Often I think we need fewer standards. Busch points out how the formation of standards clashes with democracy, confers power and influence, and lead to domination. They extend beyond those who “established them, standards take on a life of their own that extends beyond the authorities in both time and space.” I know in my work standards are written by technical committees and it requires time and money to participate in the committee. They are usually written so the “big dogs” win.

But I also think we could use some new standards. A standard of zero outages is unrealistic, yet that is what most of us expect from electricity, water, and fuel suppliers, and Internet service providers. So wouldn’t it be helpful if we had a standard to compare to when we experience outages? Some standard for climate modeling might amp down the rhetoric around global warming. We might be less surprised at catastrophic events if we could benchmark them to a standard.

Perhaps more importantly, we should understand that many “standards” are anything but. Standards used in accounting and by financial engineers are often so ambiguous, they allow each firm to apply their own valuation models. Who can you trust when everyone has their own version of the truth? It’s especially insidious because the fact that “numbers” are involved- mathematical, computer, and statistical models and algorithms-masks the fact no real standards are in place for how money is invested and transacted by Wall Street firms. I hope Busch gets into this aspect of standards. Many standards I deal with simply add to the volumes of paperwork, but don’t lead to faster, better, or cheaper.

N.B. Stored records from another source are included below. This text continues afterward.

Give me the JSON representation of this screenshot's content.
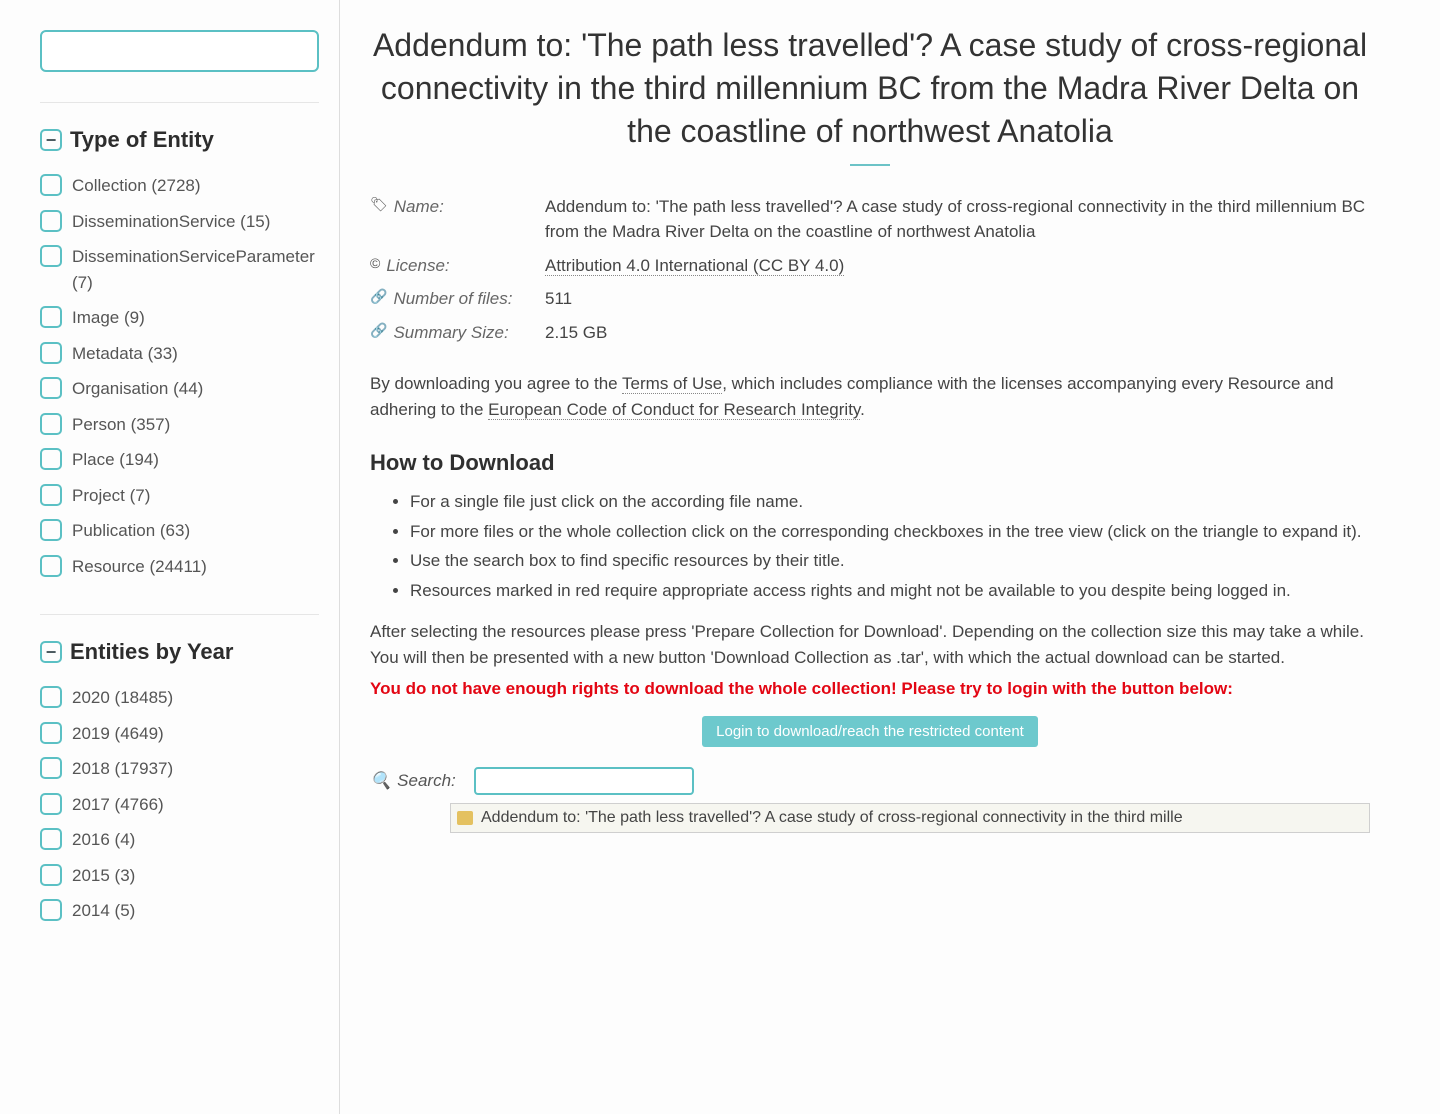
{
  "sidebar": {
    "search_value": "",
    "facets": [
      {
        "title": "Type of Entity",
        "items": [
          {
            "label": "Collection (2728)"
          },
          {
            "label": "DisseminationService (15)"
          },
          {
            "label": "DisseminationServiceParameter (7)"
          },
          {
            "label": "Image (9)"
          },
          {
            "label": "Metadata (33)"
          },
          {
            "label": "Organisation (44)"
          },
          {
            "label": "Person (357)"
          },
          {
            "label": "Place (194)"
          },
          {
            "label": "Project (7)"
          },
          {
            "label": "Publication (63)"
          },
          {
            "label": "Resource (24411)"
          }
        ]
      },
      {
        "title": "Entities by Year",
        "items": [
          {
            "label": "2020 (18485)"
          },
          {
            "label": "2019 (4649)"
          },
          {
            "label": "2018 (17937)"
          },
          {
            "label": "2017 (4766)"
          },
          {
            "label": "2016 (4)"
          },
          {
            "label": "2015 (3)"
          },
          {
            "label": "2014 (5)"
          }
        ]
      }
    ]
  },
  "main": {
    "title": "Addendum to: 'The path less travelled'? A case study of cross-regional connectivity in the third millennium BC from the Madra River Delta on the coastline of northwest Anatolia",
    "meta": {
      "name_label": "Name:",
      "name_value": "Addendum to: 'The path less travelled'? A case study of cross-regional connectivity in the third millennium BC from the Madra River Delta on the coastline of northwest Anatolia",
      "license_label": "License:",
      "license_value": "Attribution 4.0 International (CC BY 4.0)",
      "numfiles_label": "Number of files:",
      "numfiles_value": "511",
      "size_label": "Summary Size:",
      "size_value": "2.15 GB"
    },
    "agree_prefix": "By downloading you agree to the ",
    "terms_link": "Terms of Use",
    "agree_mid": ", which includes compliance with the licenses accompanying every Resource and adhering to the ",
    "code_link": "European Code of Conduct for Research Integrity",
    "agree_suffix": ".",
    "how_heading": "How to Download",
    "how_items": [
      "For a single file just click on the according file name.",
      "For more files or the whole collection click on the corresponding checkboxes in the tree view (click on the triangle to expand it).",
      "Use the search box to find specific resources by their title.",
      "Resources marked in red require appropriate access rights and might not be available to you despite being logged in."
    ],
    "after_text": "After selecting the resources please press 'Prepare Collection for Download'. Depending on the collection size this may take a while. You will then be presented with a new button 'Download Collection as .tar', with which the actual download can be started.",
    "warning_text": "You do not have enough rights to download the whole collection! Please try to login with the button below:",
    "login_button": "Login to download/reach the restricted content",
    "tree_search_label": "Search:",
    "tree_search_value": "",
    "tree_root_label": "Addendum to: 'The path less travelled'? A case study of cross-regional connectivity in the third mille"
  }
}
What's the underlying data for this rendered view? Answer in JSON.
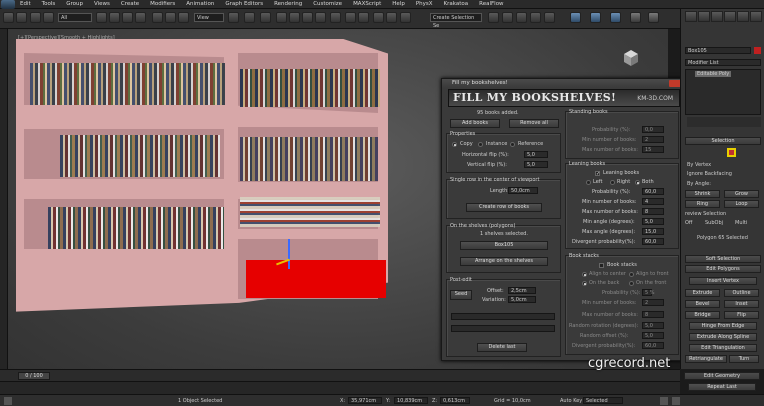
{
  "menu": [
    "Edit",
    "Tools",
    "Group",
    "Views",
    "Create",
    "Modifiers",
    "Animation",
    "Graph Editors",
    "Rendering",
    "Customize",
    "MAXScript",
    "Help",
    "PhysX",
    "Krakatoa",
    "RealFlow"
  ],
  "toolbar": {
    "selection_filter": "All",
    "ref_coord": "View",
    "named_selection": "Create Selection Se"
  },
  "viewport": {
    "label": "[+][Perspective][Smooth + Highlights]"
  },
  "dialog": {
    "title": "Fill my bookshelves!",
    "banner_title": "FILL MY BOOKSHELVES!",
    "banner_site": "KM-3D.COM",
    "status": "95 books added.",
    "add_books": "Add books",
    "remove_all": "Remove all",
    "properties": {
      "title": "Properties",
      "copy": "Copy",
      "instance": "Instance",
      "reference": "Reference",
      "hflip_label": "Horizontal flip (%):",
      "hflip_value": "5,0",
      "vflip_label": "Vertical flip (%):",
      "vflip_value": "5,0"
    },
    "single_row": {
      "title": "Single row in the center of viewport",
      "length_label": "Length:",
      "length_value": "50,0cm",
      "create": "Create row of books"
    },
    "on_shelves": {
      "title": "On the shelves (polygons)",
      "selected": "1 shelves selected.",
      "box": "Box105",
      "arrange": "Arrange on the shelves"
    },
    "post_edit": {
      "title": "Post-edit",
      "seed": "Seed",
      "offset_label": "Offset:",
      "offset_value": "2,5cm",
      "variation_label": "Variation:",
      "variation_value": "5,0cm",
      "delete_last": "Delete last"
    },
    "standing": {
      "title": "Standing books",
      "prob_label": "Probability (%):",
      "prob_value": "0,0",
      "min_label": "Min number of books:",
      "min_value": "2",
      "max_label": "Max number of books:",
      "max_value": "15"
    },
    "leaning": {
      "title": "Leaning books",
      "chk_label": "Leaning books",
      "left": "Left",
      "right": "Right",
      "both": "Both",
      "prob_label": "Probability (%):",
      "prob_value": "60,0",
      "min_label": "Min number of books:",
      "min_value": "4",
      "max_label": "Max number of books:",
      "max_value": "8",
      "minang_label": "Min angle (degrees):",
      "minang_value": "5,0",
      "maxang_label": "Max angle (degrees):",
      "maxang_value": "15,0",
      "div_label": "Divergent probability(%):",
      "div_value": "60,0"
    },
    "stacks": {
      "title": "Book stacks",
      "chk_label": "Book stacks",
      "align_center": "Align to center",
      "align_front": "Align to front",
      "on_back": "On the back",
      "on_front": "On the front",
      "prob_label": "Probability (%):",
      "prob_value": "5 %",
      "min_label": "Min number of books:",
      "min_value": "2",
      "max_label": "Max number of books:",
      "max_value": "8",
      "rot_label": "Random rotation (degrees):",
      "rot_value": "5,0",
      "off_label": "Random offset (%):",
      "off_value": "5,0",
      "div_label": "Divergent probability(%):",
      "div_value": "60,0"
    }
  },
  "command_panel": {
    "object_name": "Box105",
    "modifier_list": "Modifier List",
    "stack_item": "Editable Poly",
    "selection_title": "Selection",
    "by_vertex": "By Vertex",
    "ignore_backfacing": "Ignore Backfacing",
    "by_angle": "By Angle:",
    "shrink": "Shrink",
    "grow": "Grow",
    "ring": "Ring",
    "loop": "Loop",
    "preview": "review Selection",
    "off": "Off",
    "subobj": "SubObj",
    "multi": "Multi",
    "selected": "Polygon 65 Selected",
    "soft": "Soft Selection",
    "edit_polygons": "Edit Polygons",
    "insert_vertex": "Insert Vertex",
    "extrude": "Extrude",
    "outline": "Outline",
    "bevel": "Bevel",
    "inset": "Inset",
    "bridge": "Bridge",
    "flip": "Flip",
    "hinge": "Hinge From Edge",
    "spline": "Extrude Along Spline",
    "edit_tri": "Edit Triangulation",
    "retri": "Retriangulate",
    "turn": "Turn",
    "edit_geom": "Edit Geometry",
    "repeat": "Repeat Last"
  },
  "timeslider": {
    "label": "0 / 100"
  },
  "status": {
    "objects": "1 Object Selected",
    "x": "35,971cm",
    "y": "10,839cm",
    "z": "0,613cm",
    "grid": "Grid = 10,0cm",
    "autokey": "Auto Key",
    "selected": "Selected"
  },
  "watermark": "cgrecord.net",
  "colors": {
    "shelf": "#d7a7a8",
    "selection_red": "#e60000",
    "bg": "#1b1b1b"
  }
}
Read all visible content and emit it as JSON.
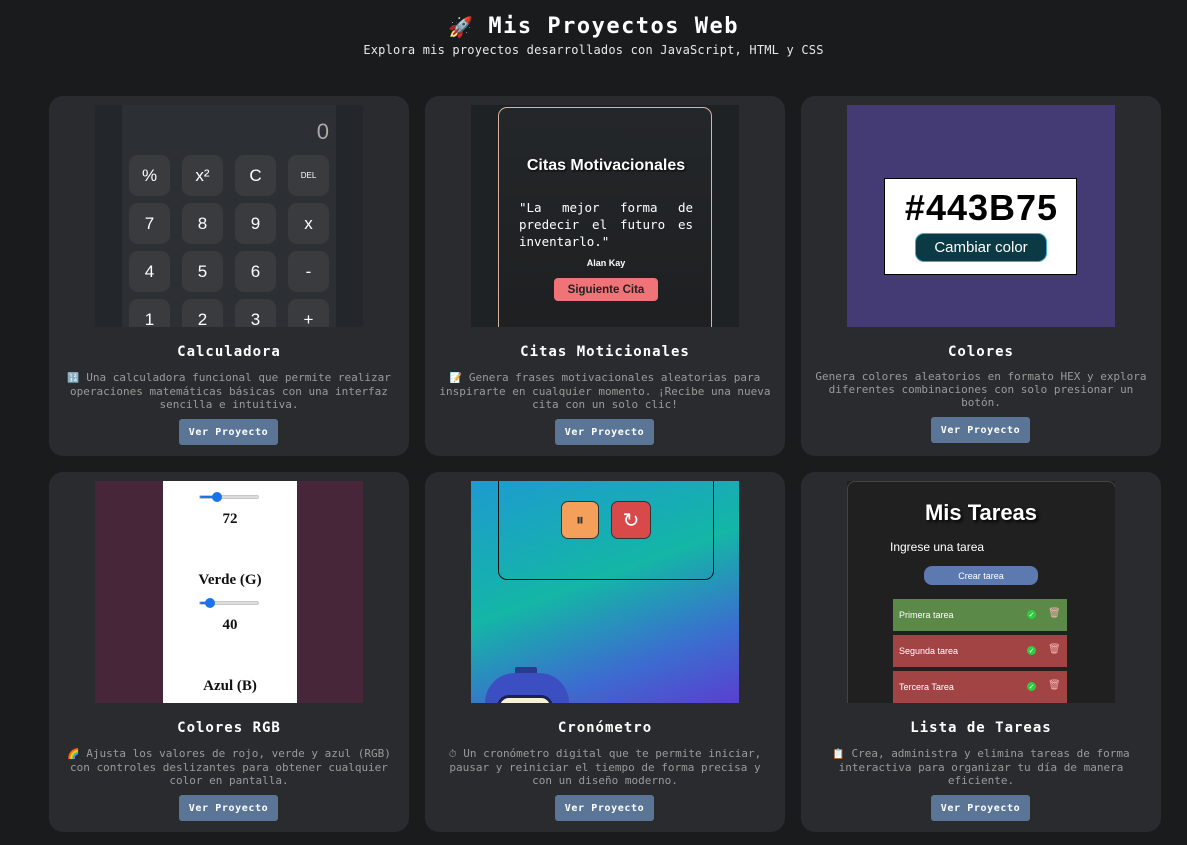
{
  "header": {
    "rocket_icon": "🚀",
    "title": "Mis Proyectos Web",
    "subtitle": "Explora mis proyectos desarrollados con JavaScript, HTML y CSS"
  },
  "projects": [
    {
      "title": "Calculadora",
      "icon": "🔢",
      "description": "Una calculadora funcional que permite realizar operaciones matemáticas básicas con una interfaz sencilla e intuitiva.",
      "button": "Ver Proyecto"
    },
    {
      "title": "Citas Moticionales",
      "icon": "📝",
      "description": "Genera frases motivacionales aleatorias para inspirarte en cualquier momento. ¡Recibe una nueva cita con un solo clic!",
      "button": "Ver Proyecto"
    },
    {
      "title": "Colores",
      "icon": "",
      "description": "Genera colores aleatorios en formato HEX y explora diferentes combinaciones con solo presionar un botón.",
      "button": "Ver Proyecto"
    },
    {
      "title": "Colores RGB",
      "icon": "🌈",
      "description": "Ajusta los valores de rojo, verde y azul (RGB) con controles deslizantes para obtener cualquier color en pantalla.",
      "button": "Ver Proyecto"
    },
    {
      "title": "Cronómetro",
      "icon": "⏱",
      "description": "Un cronómetro digital que te permite iniciar, pausar y reiniciar el tiempo de forma precisa y con un diseño moderno.",
      "button": "Ver Proyecto"
    },
    {
      "title": "Lista de Tareas",
      "icon": "📋",
      "description": "Crea, administra y elimina tareas de forma interactiva para organizar tu día de manera eficiente.",
      "button": "Ver Proyecto"
    }
  ],
  "previews": {
    "calculator": {
      "display": "0",
      "keys": [
        "%",
        "x²",
        "C",
        "DEL",
        "7",
        "8",
        "9",
        "x",
        "4",
        "5",
        "6",
        "-",
        "1",
        "2",
        "3",
        "+"
      ]
    },
    "quotes": {
      "title": "Citas Motivacionales",
      "quote": "\"La mejor forma de predecir el futuro es inventarlo.\"",
      "author": "Alan Kay",
      "button": "Siguiente Cita"
    },
    "colors": {
      "hex": "#443B75",
      "button": "Cambiar color",
      "background": "#443B75"
    },
    "rgb": {
      "red_value": "72",
      "green_label": "Verde (G)",
      "green_value": "40",
      "blue_label": "Azul (B)",
      "red_fraction": 0.28,
      "green_fraction": 0.16,
      "background": "#48263a"
    },
    "stopwatch": {
      "pause_icon": "⏸",
      "reset_icon": "↻"
    },
    "tasks": {
      "title": "Mis Tareas",
      "input_label": "Ingrese una tarea",
      "button": "Crear tarea",
      "items": [
        {
          "text": "Primera tarea",
          "status_color": "#5b8a48"
        },
        {
          "text": "Segunda tarea",
          "status_color": "#a24444"
        },
        {
          "text": "Tercera Tarea",
          "status_color": "#a24444"
        }
      ],
      "check_icon": "✓",
      "delete_icon": "🗑"
    }
  }
}
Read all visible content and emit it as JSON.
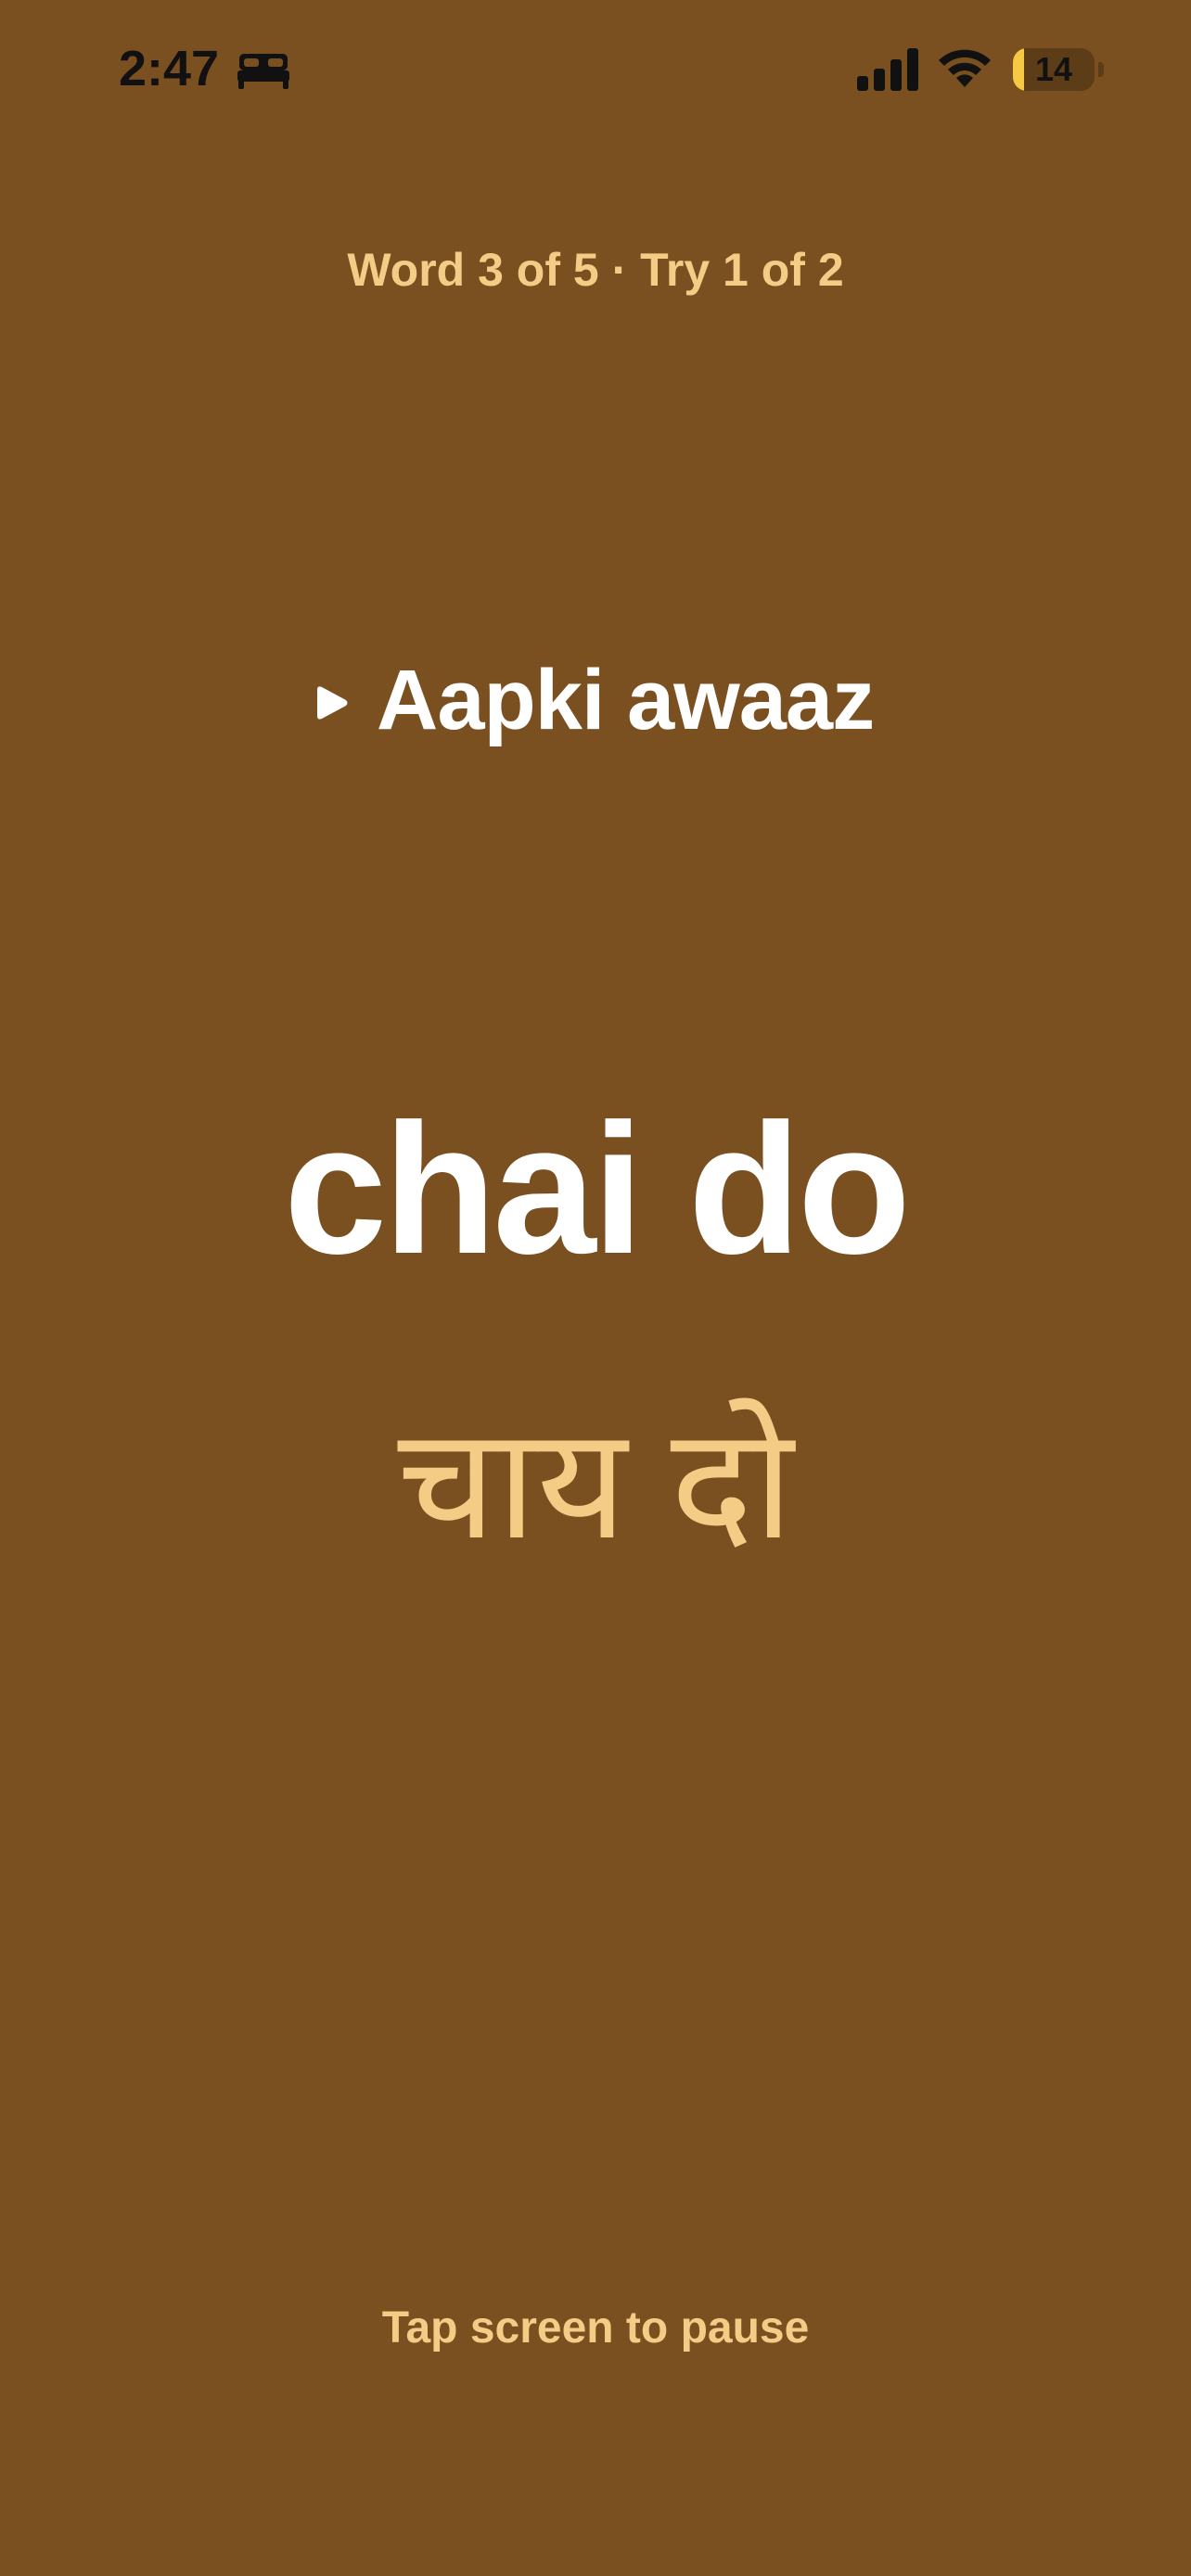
{
  "status_bar": {
    "time": "2:47",
    "focus_icon": "bed-icon",
    "signal_icon": "cellular-signal-icon",
    "wifi_icon": "wifi-icon",
    "battery_level": "14",
    "battery_fraction": 0.14,
    "battery_color": "#f6c945"
  },
  "session": {
    "progress": "Word 3 of 5 · Try 1 of 2"
  },
  "speaker": {
    "icon": "play-icon",
    "label": "Aapki awaaz"
  },
  "word": {
    "romanized": "chai do",
    "native": "चाय दो"
  },
  "footer": {
    "hint": "Tap screen to pause"
  },
  "colors": {
    "background": "#7b5020",
    "accent": "#f5cc86",
    "primary_text": "#ffffff"
  }
}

Finally, it’s interesting to participate in an endeavor that has a decidedly different framework of standards than the one I am used to (engineering and complex systems): fiction writing. Sure, you have to follow rules of grammar and punctuation (style sheets are another form of standard!) and construct a logical flow to your ideas through sentences and paragraphs and chapters. But, after that, what constitutes bad, mediocre, good, great, or superior fiction? If you have a Masters in Fine Arts (MFA), you may enjoy a higher standard for how your fiction will be received by agents and publishers and the academic community (which published the vast majority of short stories).

In one sense, fiction writing may seem like a profession with a weak framework of standards. But maybe not, since a huge pool of would-be novelists (we all have a story to tell, don’t we?) are stopped at the gates of publishing glory by a relatively small band of gatekeepers (agents, editors, professors, etc). Apparently, they know what the standards are but you don’t. You can try to reach readers directly through self-publishing (which ends up being 99% self-promotion), but that’s the wild west of publishing right now. Standards don’t exist.

When a community lacks transparent standards, it has to achieve trust and validation in other ways, usually by a buddy system. Sadly, a buddy system isn’t conducive to innovation either. The Fifty Shades of Gray that has become the 5-million shades of gray kind of tells that story. The community (publishers, writers, agents, bookstores) learns to trust what sells. Self-publishers rely on friends and family to “MAKE SOME NOISE” to send a work viral. That might be a standard for promotion but not necessarily for quality.

Whether your endeavor is governed by set of sophisticated but transparent standards, or a buddy system standing in for a set of weak or non-existent set of standards, it appears that the “system” will converge sooner rather than later and stifle ideas and innovation.